[QUOTE=roger thornhill]
[QUOTE=Rune]
Sartre argued passionately for murdering whites.
I want a cite on the former, esp. one where Sartre argues for killing “whites” because they are white.
[QUOTE=roger thornhill]
[QUOTE=Rune]
Sartre argued passionately for murdering whites.
I want a cite on the former, esp. one where Sartre argues for killing “whites” because they are white.
That difference is exactly the difference Sartre means, then. The self knowledge that one may be better, and the sel determination to be better.
But I think the issue is not whether a person with a moral sense would agree with this (we all would), but with what constitutes the “bad” belief systems that need to be made “better”.
We would be agreed that anyone that said others were stupid for preferring Cab Sav to Merlot was wrong, we would be agreed that anyone that said blacks were inferior to whites was wrong, but we would not be agreed that anyone that said that homosexuality was a sin was wrong. We would, on the other hand, be agreed that anyone who said that homosexuals were diseased were wrong.
At least, I hope so.
For wrong above, read bad, if preferred. I don’t want this to descend into an argument about words.
Ok. Not quite as I remembered it.
In the foreword of the book The Wretched of the Earth by the fascist Frantz Fanon, which include passages like “Violence is a cleansing force. It frees the native from his inferiority complex and from his despair and inaction; it makes him fearless and restores his self-respect.’’” Jean-Paul Sartre wrote “To shoot down a European is to kill two birds with one stone, to destroy an oppressor and the man he oppresses at the same time: there remain a dead man, and a free man; the survivor, for the first time, feels a national soil under his foot.”. So right.
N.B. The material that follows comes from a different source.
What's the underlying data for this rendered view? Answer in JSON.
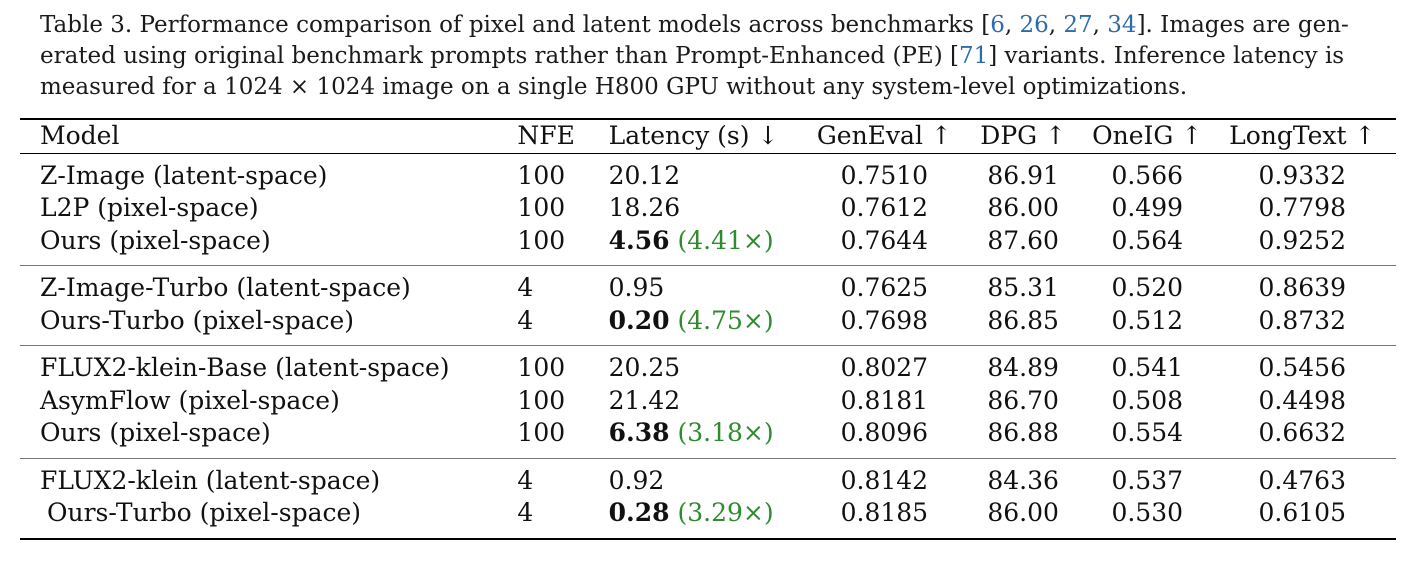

Boilerplate leftist blotty revolution romanticising nonsense. Not passionate argument for killing whitey, but killing Europeans. Makes little difference to me. Sartre should have killed himself, made the world a better place. He was a thoroughly contemptible man. Dogmatic. Polemic. Overrated as a philosopher. Sartre also had much good to say about totalitarian communist regimes, about whose methods he thought intent triumphed all. And became increasingly at odds with his old friend Albert Camus whom, unlike Sartre, could not accept the deportations of dissidents to Socialist concentration camps in Siberia and the left’s support for Stalin. To which Sartre replied he was political naïve. He ridiculed Soviet refugees and their account of Stalinist atrocities. Urged the Soviet to attack the US, even at the risk of nuclear war. His dealings with Simone de Beauvoir is a chapter all for itself. Etc. Which, naturally, does not mean his works should be discounted out of hand. Any intellectual or artistic piece of work must be judged on its own merit without considerations of the creator.
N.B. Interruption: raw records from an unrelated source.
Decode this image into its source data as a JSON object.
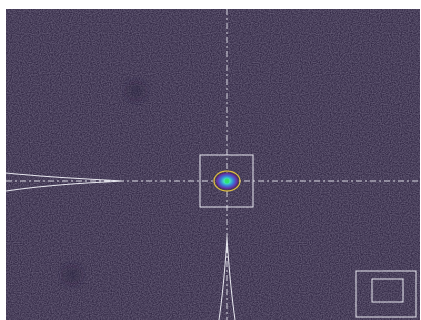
{
  "viewer": {
    "background_color": "#2d2340",
    "overlay_color": "#e8e8f0",
    "ellipse_color": "#e0c040",
    "peak_color": "#30e070",
    "crosshair": "dashed-crosshair",
    "roi": "roi-box",
    "navigator": "overview-navigator"
  }
}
Your OP talks of “disagree”. That doesn’t sound very radical to me. Not like wanting to send homosexuals to concentration camps or stand them against the wall or anything. Surely one can mildly disagree with the lifestyle of homosexuals without being termed evil. How is this more wrong that wanting to classify a whole group of people (those disagreeing with homosexuality) as having severe character flaws – that sound more bigoted to me. On the other hand if one thinks all homosexuals should be shot at dawn, there’s definitely something wrong. Anyway opinions, and character flaws both, are like assholse. Everybody’s got one. And not terrible interesting unless acted upon.
I think in context Satre’s comments make perfect sense in context. He was talking about colonialized and oppressed people liberating themselves. He was not talking about random killing of Europeans. You can agree or disagree, but I at least agree with his comment that such violence is “the story of mankind.”
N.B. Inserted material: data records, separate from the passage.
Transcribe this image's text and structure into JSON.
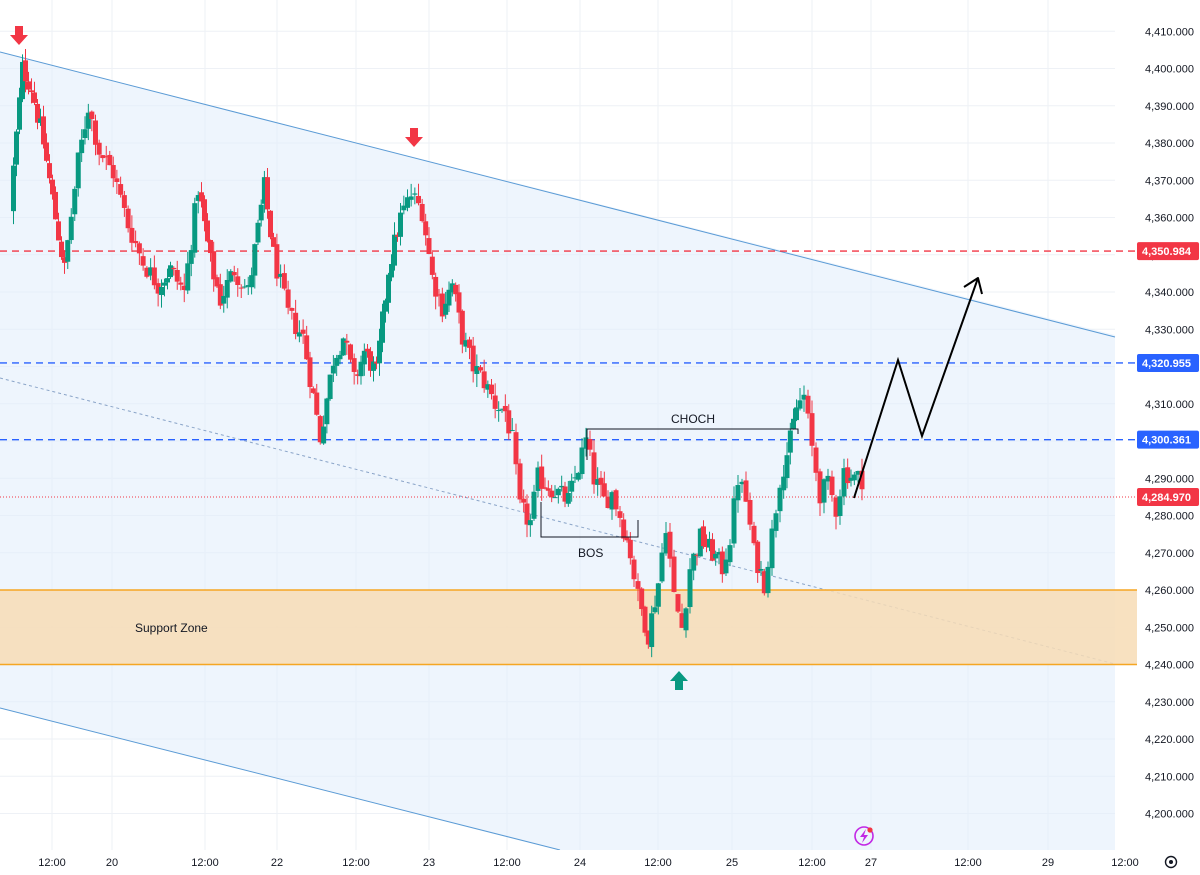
{
  "chart_data": {
    "type": "candlestick",
    "ylim": [
      4195,
      4413
    ],
    "y_ticks": [
      4200,
      4210,
      4220,
      4230,
      4240,
      4250,
      4260,
      4270,
      4280,
      4290,
      4300,
      4310,
      4320,
      4330,
      4340,
      4350,
      4360,
      4370,
      4380,
      4390,
      4400,
      4410
    ],
    "y_tick_labels": [
      "4,200.000",
      "4,210.000",
      "4,220.000",
      "4,230.000",
      "4,240.000",
      "4,250.000",
      "4,260.000",
      "4,270.000",
      "4,280.000",
      "4,290.000",
      "4,300.000",
      "4,310.000",
      "4,320.000",
      "4,330.000",
      "4,340.000",
      "4,350.000",
      "4,360.000",
      "4,370.000",
      "4,380.000",
      "4,390.000",
      "4,400.000",
      "4,410.000"
    ],
    "x_labels": [
      "12:00",
      "20",
      "12:00",
      "22",
      "12:00",
      "23",
      "12:00",
      "24",
      "12:00",
      "25",
      "12:00",
      "27",
      "12:00",
      "29",
      "12:00"
    ],
    "grid": true,
    "price_levels": [
      {
        "label": "4,350.984",
        "value": 4350.984,
        "color": "#f23645"
      },
      {
        "label": "4,320.955",
        "value": 4320.955,
        "color": "#2962ff"
      },
      {
        "label": "4,300.361",
        "value": 4300.361,
        "color": "#2962ff"
      },
      {
        "label": "4,284.970",
        "value": 4284.97,
        "color": "#f23645"
      }
    ],
    "support_zone": {
      "label": "Support Zone",
      "low": 4240,
      "high": 4260
    },
    "annotations": {
      "choch": "CHOCH",
      "bos": "BOS"
    },
    "colors": {
      "up": "#089981",
      "down": "#f23645",
      "channel": "#5b9bd5",
      "zone_fill": "#f7dcb5",
      "zone_line": "#f5a623",
      "projection": "#000000"
    },
    "candles": []
  },
  "icons": {
    "settings": "gear-icon",
    "alert": "lightning-icon"
  }
}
But discussing Sartre is rather off topic anyway. I’m only interested in one point he made, and we should stick to that one.
“Disagreeing” with homosexuality is insane. And it does lead to oppressing innocent people. Whether or not they are carted off and shot (I’ve heard people say they should be, and the sentiment is probably not as far from the surface as you might think), if they are not allowed equal rights (in the language of the bigot, “special priveleges”) then you mere opinion is an instrument of oppression. You disagree, you vote, you oppress. Many have conceded voting for war because they are so filled with “disagreement.” Now they have authorized killing because the man who wanted to step on gays also wanted to kill, and they saw it as an unfortunate but necessary compromise. They have a right to their opinion, which supercedes the rights of others to live and to be happy. I think it’s a character flaw, and a rather deep one.